The Family Secret is the one feature that doesn’t contain Bogie, although it was produced by Santana, his production company.

A lawyer (Lee J. Cobb) faces an unthinkable dilemma when his son David (John Derek) accidentally kills his best friend. As there weren’t any witnesses was the killing accidental, or murder.

The opening is pure noir, but then the film descends into bland melodrama. The main problem is John Derek. David is a complicated role. The audience should be in a constant state of two minds. Is David innocent? Is he guilty? Instead, Derek’s David comes across as petulant and spoiled. Very much a wasted opportunity.

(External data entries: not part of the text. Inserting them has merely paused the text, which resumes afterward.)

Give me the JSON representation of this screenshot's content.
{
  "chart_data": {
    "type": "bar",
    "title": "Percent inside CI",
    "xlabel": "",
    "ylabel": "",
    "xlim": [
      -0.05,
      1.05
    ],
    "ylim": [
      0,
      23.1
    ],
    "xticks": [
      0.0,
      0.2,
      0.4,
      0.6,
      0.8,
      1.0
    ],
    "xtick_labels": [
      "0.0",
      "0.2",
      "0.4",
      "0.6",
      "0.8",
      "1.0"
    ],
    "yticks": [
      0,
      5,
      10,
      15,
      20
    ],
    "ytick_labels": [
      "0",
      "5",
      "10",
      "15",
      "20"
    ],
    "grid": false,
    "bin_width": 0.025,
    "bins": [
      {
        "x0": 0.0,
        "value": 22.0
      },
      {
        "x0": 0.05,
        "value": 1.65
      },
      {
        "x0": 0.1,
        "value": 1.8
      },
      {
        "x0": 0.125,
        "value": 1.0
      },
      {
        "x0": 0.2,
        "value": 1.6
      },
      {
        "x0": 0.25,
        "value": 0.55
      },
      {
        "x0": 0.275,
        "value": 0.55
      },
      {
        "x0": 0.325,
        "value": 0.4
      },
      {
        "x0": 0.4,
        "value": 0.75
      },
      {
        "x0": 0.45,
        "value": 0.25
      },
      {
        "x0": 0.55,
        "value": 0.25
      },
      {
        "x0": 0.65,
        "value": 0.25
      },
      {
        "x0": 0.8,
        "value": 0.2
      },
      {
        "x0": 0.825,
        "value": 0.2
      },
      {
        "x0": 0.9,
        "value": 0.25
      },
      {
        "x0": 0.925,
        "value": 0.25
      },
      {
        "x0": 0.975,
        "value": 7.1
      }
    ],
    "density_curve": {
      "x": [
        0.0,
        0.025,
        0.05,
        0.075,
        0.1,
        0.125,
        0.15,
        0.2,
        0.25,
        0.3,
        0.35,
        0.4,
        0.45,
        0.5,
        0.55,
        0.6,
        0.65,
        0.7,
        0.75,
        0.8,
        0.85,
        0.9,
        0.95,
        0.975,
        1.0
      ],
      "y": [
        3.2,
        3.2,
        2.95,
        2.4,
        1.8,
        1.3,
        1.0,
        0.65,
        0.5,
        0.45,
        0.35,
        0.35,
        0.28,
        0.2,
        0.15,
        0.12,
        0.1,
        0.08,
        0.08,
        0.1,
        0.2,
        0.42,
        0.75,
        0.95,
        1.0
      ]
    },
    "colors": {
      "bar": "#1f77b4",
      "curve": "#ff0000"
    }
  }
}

Extras include audio commentary with professor and film scholar Jason A Ney, The Negro Sailor: WWII documentary short film, directed by Henry Levin and conceived as a recruitment tool for the United States Navy, and The Big Moment: short film produced by the United Jewish Appeal, starring John Derek.

Finally, there is Bogart’s final film, the excellent The Harder They Fall.  Former sports columnist Eddie Willis (Bogart) is hired by a greedy fight promoter to promote his latest talent, an unknown and exploitable rising star from Argentina.

Boxing does not have to be an interest to enjoy this tough, uncompromising, character-driven drama. Director Mark Robson gives us a ring-side seat to the darker side of boxing. He doesn’t pull his punches when showing the audience, the violence of the ring, the deprivations of the downtrodden or treating individuals as commodities to be pummelled for others’ profits. Bogart gives a career-best performance as a writer that sells out, and Rod Steiger provides a chilling performance as the vicious, unscrupulous fight promoter whose motivation is to simply make a fast buck.

Bogart died having battled cancer not long after the completion of this film, but what a film to bow out with. To go out with a bang, not a whimper.

Extras include audio commentary with critics and writers Glenn Kenny and Farran Smith Nehme, The Final Bout: critic and writer Christina Newland examines the making of the film, and its relationship to the original novel, Bertrand Tavernier on ‘The Harder They Fall’: archival appreciation by the celebrated filmmaker and critic and That Justice Be Done: George Stevens’ short on the Nuremberg trials, made by the Office of War Information.